From The Archives: Newton, Riviera At Villa Sauber In Monaco
About two years ago I visited Newton, Riviera at Villa Sauber (part of the Nouveau Musée National de Monaco) in the Principality of Monaco.
I have been loving photography since I was seven years old, when I started using a disposable Kodak during school trips, and this passion has grown with me over the years; Newton, Riviera was one of the best exhibitions about photography I have ever attended.
The German-born photographer already had ties with the French Riviera when he first arrived in Monaco in 1981. He was also a regular at the annual Cannes Film Festival and would spend his summers in Ramatuelle with his wife June.
Moving to Monaco at the age of 61, he was already established as one of the greatest fashion photographers of his generation; the period from 1981 until his death in 2004 was one of the most interesting and productive of his career.
Monaco was the ideal setting for Newton’s fashion photographs. The city’s landmarks have often served as backdrop for fashion campaigns and this also gave Newton the chance to take numerous portraits of iconic people like David Bowie, Paloma Picasso and Michael Cimino; some of them were Monaco residents while others were just visiting the city.
He also worked on a series of photographs with stars of the Ballets de Monte-Carlo and the princely family, especially Princess Caroline, a close friend of his.
In Monaco, Newton was fascinated by the elegant way of life and immersed himself in a world of appearances and glamour in which he was both an actor and a privileged witness.
Helmut Newton shared my passion for swimming and the allure of swimming pools, which I also deeply appreciate. Like painter David Hockney, he was fascinated by the shimmering blue water of the pools that conveyed fantasies of well-being and luxury. He shot a large number of images involving swimming pools, which soon became one of the key elements in his photographic universe. He sometimes switched from photographing the swimming pools of villas or hotels in the French Riviera to capturing the beauty of the Mediterranean Sea, even though the latter didn’t have the same appeal and often served as a simple background in his photos. Newton was rather the photographer of artificial things, as he once declared: “The most beautiful lawn is plastic.”
The 1960s and 1970s are now considered the golden age of fashion photography, thanks to the advent of ready-to-wear clothing. This gave photographers a huge amount of work and some of them began to lead a lavish lifestyle, like the character of Thomas in Michelangelo Antonioni’s movie Blow Up (1966).
In the same years, Newton bought an apartment in Paris and a mansion in Ramatuelle, where he used to stay with his wife every summer, from June to August. He took a lot of photographs of June and their friends while staying there.

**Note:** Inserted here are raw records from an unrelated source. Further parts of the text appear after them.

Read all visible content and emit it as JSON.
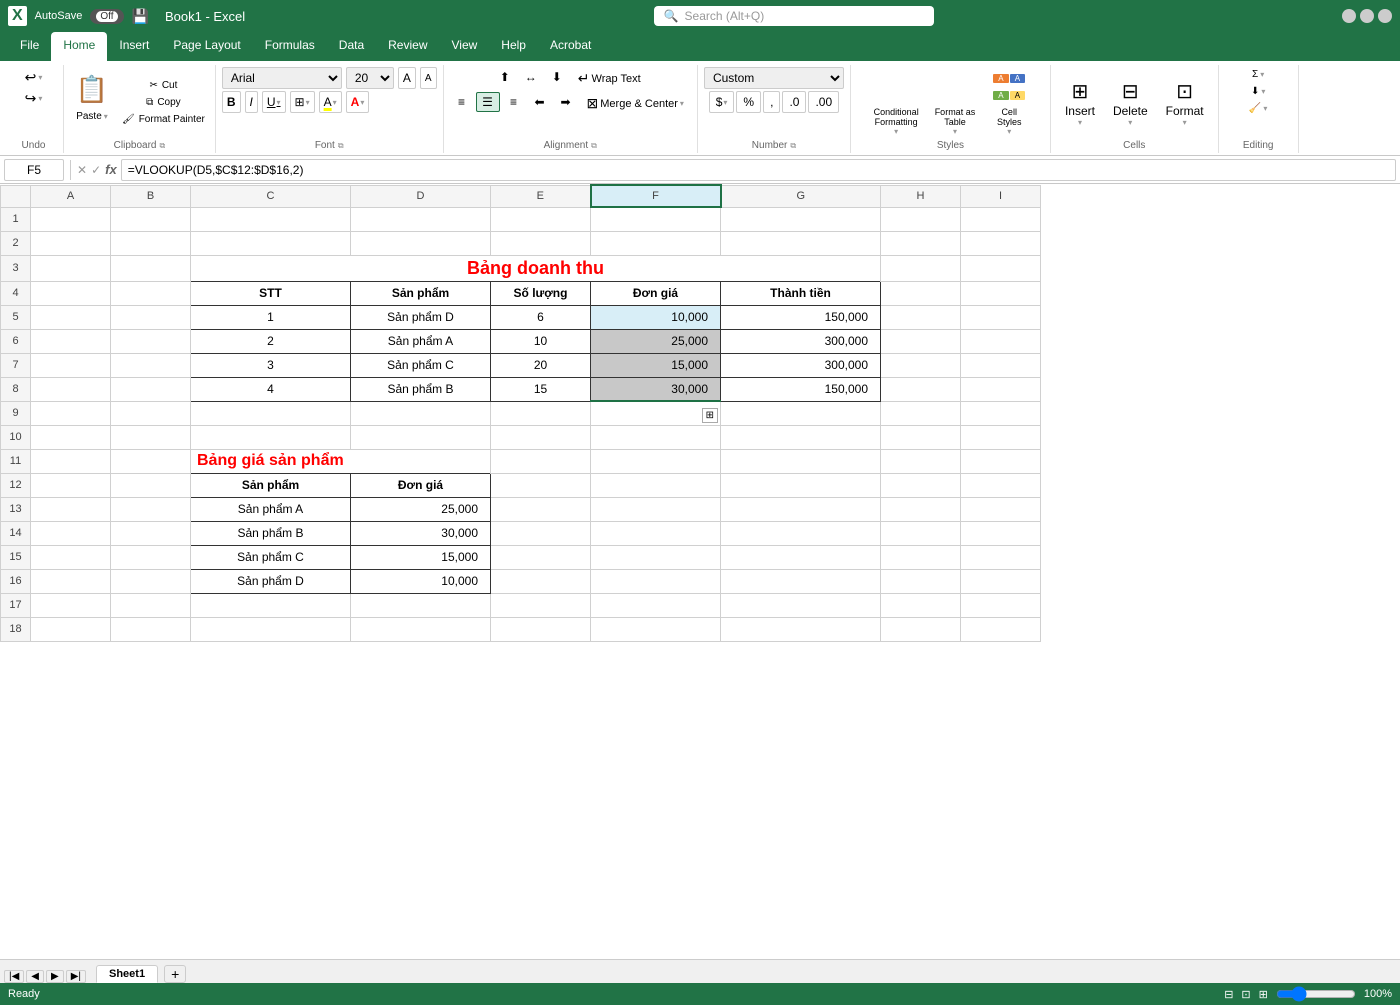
{
  "titleBar": {
    "appIcon": "X",
    "autoSaveLabel": "AutoSave",
    "toggleState": "Off",
    "saveIcon": "💾",
    "fileName": "Book1  -  Excel",
    "searchPlaceholder": "Search (Alt+Q)"
  },
  "ribbonTabs": [
    {
      "id": "file",
      "label": "File"
    },
    {
      "id": "home",
      "label": "Home",
      "active": true
    },
    {
      "id": "insert",
      "label": "Insert"
    },
    {
      "id": "pageLayout",
      "label": "Page Layout"
    },
    {
      "id": "formulas",
      "label": "Formulas"
    },
    {
      "id": "data",
      "label": "Data"
    },
    {
      "id": "review",
      "label": "Review"
    },
    {
      "id": "view",
      "label": "View"
    },
    {
      "id": "help",
      "label": "Help"
    },
    {
      "id": "acrobat",
      "label": "Acrobat"
    }
  ],
  "ribbon": {
    "undoGroup": {
      "label": "Undo",
      "undo": "↩",
      "redo": "↪"
    },
    "clipboardGroup": {
      "label": "Clipboard",
      "paste": "📋",
      "pasteLabel": "Paste",
      "cut": "✂",
      "cutLabel": "Cut",
      "copy": "⧉",
      "copyLabel": "Copy",
      "formatPaint": "🖌",
      "formatPaintLabel": "Format Painter"
    },
    "fontGroup": {
      "label": "Font",
      "fontName": "Arial",
      "fontSize": "20",
      "growLabel": "A",
      "shrinkLabel": "A",
      "bold": "B",
      "italic": "I",
      "underline": "U",
      "border": "⊞",
      "fillColor": "A",
      "fontColor": "A"
    },
    "alignmentGroup": {
      "label": "Alignment",
      "wrapText": "Wrap Text",
      "mergeCenter": "Merge & Center"
    },
    "numberGroup": {
      "label": "Number",
      "format": "Custom",
      "dollar": "$",
      "percent": "%",
      "comma": ",",
      "decimalIncrease": ".0",
      "decimalDecrease": ".00"
    },
    "stylesGroup": {
      "label": "Styles",
      "conditionalFormatting": "Conditional\nFormatting",
      "formatAsTable": "Format as\nTable",
      "cellStyles": "Cell\nStyles"
    },
    "cellsGroup": {
      "label": "Cells",
      "insert": "Insert",
      "delete": "Delete",
      "format": "Format"
    }
  },
  "formulaBar": {
    "cellRef": "F5",
    "formula": "=VLOOKUP(D5,$C$12:$D$16,2)"
  },
  "columns": [
    "",
    "A",
    "B",
    "C",
    "D",
    "E",
    "F",
    "G",
    "H",
    "I"
  ],
  "rows": [
    {
      "row": 1,
      "cells": [
        "",
        "",
        "",
        "",
        "",
        "",
        "",
        "",
        ""
      ]
    },
    {
      "row": 2,
      "cells": [
        "",
        "",
        "",
        "",
        "",
        "",
        "",
        "",
        ""
      ]
    },
    {
      "row": 3,
      "cells": [
        "",
        "",
        "",
        "Bảng doanh thu",
        "",
        "",
        "",
        "",
        ""
      ]
    },
    {
      "row": 4,
      "cells": [
        "",
        "",
        "STT",
        "Sản phẩm",
        "Số lượng",
        "Đơn giá",
        "Thành tiền",
        "",
        ""
      ]
    },
    {
      "row": 5,
      "cells": [
        "",
        "",
        "1",
        "Sản phẩm D",
        "6",
        "10,000",
        "150,000",
        "",
        ""
      ]
    },
    {
      "row": 6,
      "cells": [
        "",
        "",
        "2",
        "Sản phẩm A",
        "10",
        "25,000",
        "300,000",
        "",
        ""
      ]
    },
    {
      "row": 7,
      "cells": [
        "",
        "",
        "3",
        "Sản phẩm C",
        "20",
        "15,000",
        "300,000",
        "",
        ""
      ]
    },
    {
      "row": 8,
      "cells": [
        "",
        "",
        "4",
        "Sản phẩm B",
        "15",
        "30,000",
        "150,000",
        "",
        ""
      ]
    },
    {
      "row": 9,
      "cells": [
        "",
        "",
        "",
        "",
        "",
        "",
        "",
        "",
        ""
      ]
    },
    {
      "row": 10,
      "cells": [
        "",
        "",
        "",
        "",
        "",
        "",
        "",
        "",
        ""
      ]
    },
    {
      "row": 11,
      "cells": [
        "",
        "",
        "Bảng giá sản phẩm",
        "",
        "",
        "",
        "",
        "",
        ""
      ]
    },
    {
      "row": 12,
      "cells": [
        "",
        "",
        "Sản phẩm",
        "Đơn giá",
        "",
        "",
        "",
        "",
        ""
      ]
    },
    {
      "row": 13,
      "cells": [
        "",
        "",
        "Sản phẩm A",
        "25,000",
        "",
        "",
        "",
        "",
        ""
      ]
    },
    {
      "row": 14,
      "cells": [
        "",
        "",
        "Sản phẩm B",
        "30,000",
        "",
        "",
        "",
        "",
        ""
      ]
    },
    {
      "row": 15,
      "cells": [
        "",
        "",
        "Sản phẩm C",
        "15,000",
        "",
        "",
        "",
        "",
        ""
      ]
    },
    {
      "row": 16,
      "cells": [
        "",
        "",
        "Sản phẩm D",
        "10,000",
        "",
        "",
        "",
        "",
        ""
      ]
    },
    {
      "row": 17,
      "cells": [
        "",
        "",
        "",
        "",
        "",
        "",
        "",
        "",
        ""
      ]
    },
    {
      "row": 18,
      "cells": [
        "",
        "",
        "",
        "",
        "",
        "",
        "",
        "",
        ""
      ]
    }
  ],
  "sheetTabs": [
    {
      "id": "sheet1",
      "label": "Sheet1",
      "active": true
    }
  ],
  "statusBar": {
    "mode": "Ready",
    "zoom": "100%"
  }
}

When he later settled in Monaco, he quickly turned the city into an entire setting for his images: terraces, hotels, construction sites and garages were the perfect background for an amazing series of photographs he took in the ‘80s, especially for Versace. He often imposed his point of view on clients, because Monaco freed him from constraints and gave him “carte blanche” to fully develop his vision. However, he also maintained the style he was known for and a taste for staging that didn’t include spontaneity. His years in Monaco were definitely the most creative and prolific of his career.
The Ballets de Monte-Carlo are considered the heirs of Diaghilev’s Ballets Russes, which revolutionized dance at the beginning of the 20th century.
Newton was invited by H.R.H. Princess Caroline of Hanover to photograph the company’s dancers; this collaboration began in 1985 and continued over the years. Newton portrayed the company’s soloists in images typical of his style that were used to illustrate the ballet programs, focusing on the dancers’ plasticity rather than their movements.
Helmut Newton’s fashion photographs have been so successful that they have largely eclipsed the rest of his work. Nonetheless, his most personal images are sometimes the most interesting. They reveal a deep-rooted photographic culture and they are reminiscent of classical painting; they often represent a re-appropriation of Surrealism, and its themes like the mirror, the eye, the mannequin and the night (the latter being considered an artistic practice by many Surrealists like Bataille and Brassai).
I had a great time attending the Newton, Riviera retrospective, which also included a documentary about Newton, a commercial film shot for Lampo Lanfranchi in Milan (whose cold nuances reminded me of David Lynch’s aesthetics) and the reconstruction of Helmut Newton’s French Riviera studio.
The allure of his work is captivating, evoking a bygone era of decadence and glamour that made me feel profoundly inspired. Upon returning from a trip to Berlin, one of my friends spoke highly of the Helmut Newton Foundation (Museum of Photography) in Newton's hometown. I encourage you to consider a visit, especially if you reside in Berlin or have plans to travel there soon.